State-level impacts of Medicare Part D.

机构信息

Department of Health Care Policy, Harvard Medical School, Boston, Massachusetts, USA.

出版信息

Am J Manag Care. 2011 Oct;17 Suppl 12:S.

Abstract

In recent research, we explored the impact of the Medicare Part D program on hospitalization rates for ambulatory care-sensitive conditions (ACSCs) among elderly Americans.1 Our results indicate that Part D reduced a summary measure of ACSC hospitalization by 20.5 per 10,000, a percentage change of 4.1 percent. This change represents approximately 42,000 admissions, roughly half of the overall reduction in admissions in our 23-state sample during our study period (2005-2007).
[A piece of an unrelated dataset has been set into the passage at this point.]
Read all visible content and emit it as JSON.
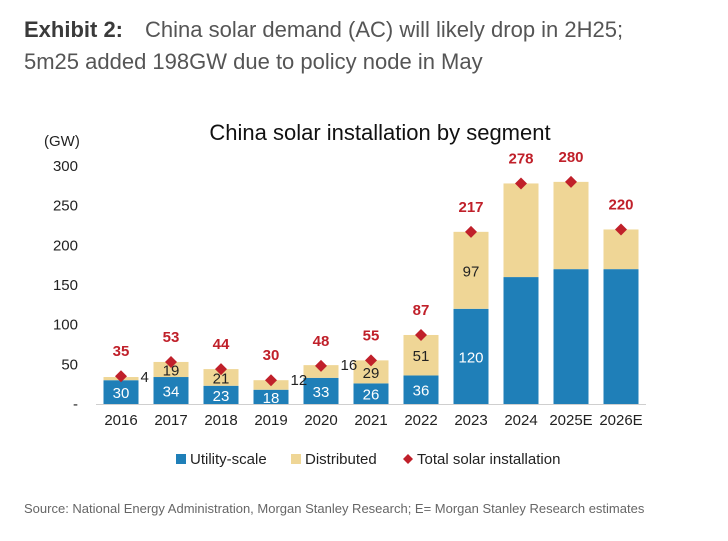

In this brief, we explore the state-level implications of the findings from our paper, by estimating the number of avoided hospitalizations in each state.

摘要

在最近的研究中,我们探讨了医疗保险部分 D 计划对美国老年人门诊护理敏感条件(ACSC)住院率的影响。1 我们的研究结果表明,部分 D 计划使 ACSC 住院的综合衡量指标降低了每 10000 人 20.5 人,百分比变化为 4.1%。这一变化代表了大约 42000 次住院,大约占我们研究期间(2005-2007 年)23 个州样本中总住院人数减少的一半。在这份简报中,我们通过估计每个州避免的住院人数,探讨了我们论文研究结果在州一级的意义。